Wishart was born in the Melbourne suburb of Mitcham to parents of Scottish descent from Adelaide, South Australia. At the age of 17, she was arrested in Tasmania during an occupation protest against the Franklin Dam, and imprisoned for several days. In Queensland, she enrolled at Griffith University where she graduated with a Bachelor of Environmental Science.

Environmental activism

After graduation, Wishart joined the Australian Conservation Foundation in Melbourne, where she was involved in the campaign to have Queensland tropical rain forests listed as World Heritage Sites. In 1989, she campaigned for conservation of the Daintree Rainforest for The Wilderness Society.

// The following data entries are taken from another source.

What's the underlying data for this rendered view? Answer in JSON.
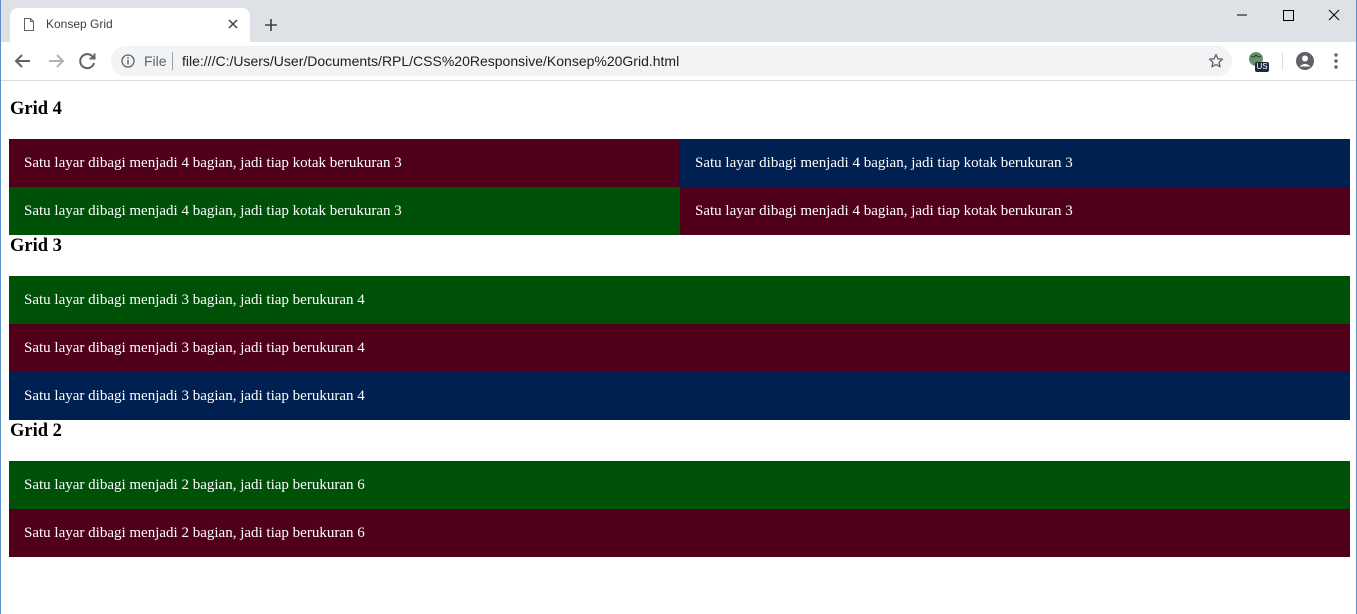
{
  "browser": {
    "tab_title": "Konsep Grid",
    "omnibox_scheme": "File",
    "url": "file:///C:/Users/User/Documents/RPL/CSS%20Responsive/Konsep%20Grid.html",
    "extension_badge": "US",
    "icons": [
      "document-icon",
      "close-icon",
      "plus-icon",
      "minimize-icon",
      "maximize-icon",
      "window-close-icon",
      "back-arrow-icon",
      "forward-arrow-icon",
      "reload-icon",
      "info-icon",
      "star-icon",
      "extension-globe-icon",
      "profile-icon",
      "menu-dots-icon"
    ]
  },
  "colors": {
    "maroon": "#51001c",
    "navy": "#002051",
    "green": "#005108"
  },
  "page": {
    "grid4": {
      "heading": "Grid 4",
      "rows": [
        [
          "Satu layar dibagi menjadi 4 bagian, jadi tiap kotak berukuran 3",
          "Satu layar dibagi menjadi 4 bagian, jadi tiap kotak berukuran 3"
        ],
        [
          "Satu layar dibagi menjadi 4 bagian, jadi tiap kotak berukuran 3",
          "Satu layar dibagi menjadi 4 bagian, jadi tiap kotak berukuran 3"
        ]
      ]
    },
    "grid3": {
      "heading": "Grid 3",
      "rows": [
        "Satu layar dibagi menjadi 3 bagian, jadi tiap berukuran 4",
        "Satu layar dibagi menjadi 3 bagian, jadi tiap berukuran 4",
        "Satu layar dibagi menjadi 3 bagian, jadi tiap berukuran 4"
      ]
    },
    "grid2": {
      "heading": "Grid 2",
      "rows": [
        "Satu layar dibagi menjadi 2 bagian, jadi tiap berukuran 6",
        "Satu layar dibagi menjadi 2 bagian, jadi tiap berukuran 6"
      ]
    }
  }
}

Wishart returned to Queensland to serve as director of the Queensland Conservation Council between 2000 and 2004, where she led campaigns against land clearing. She returned to The Wilderness Society in 2004, where she was behind the society's climate change and marine conservation campaigns.
Wishart's last campaign was Fight for the Reef on behalf of the Australian Marine Conservation Society, where she fought against environmental threats to the Great Barrier Reef, in particular coal industry development in the Galilee Basin.
Wishart died unexpectedly in her sleep in July 2015, aged 50. In June 2017, the Great Barrier Reef Marine Park Authority announced that Reef No. 18-022 about north-east of Hinchinbrook Island had been named Felicity Wishart Reef in her honour.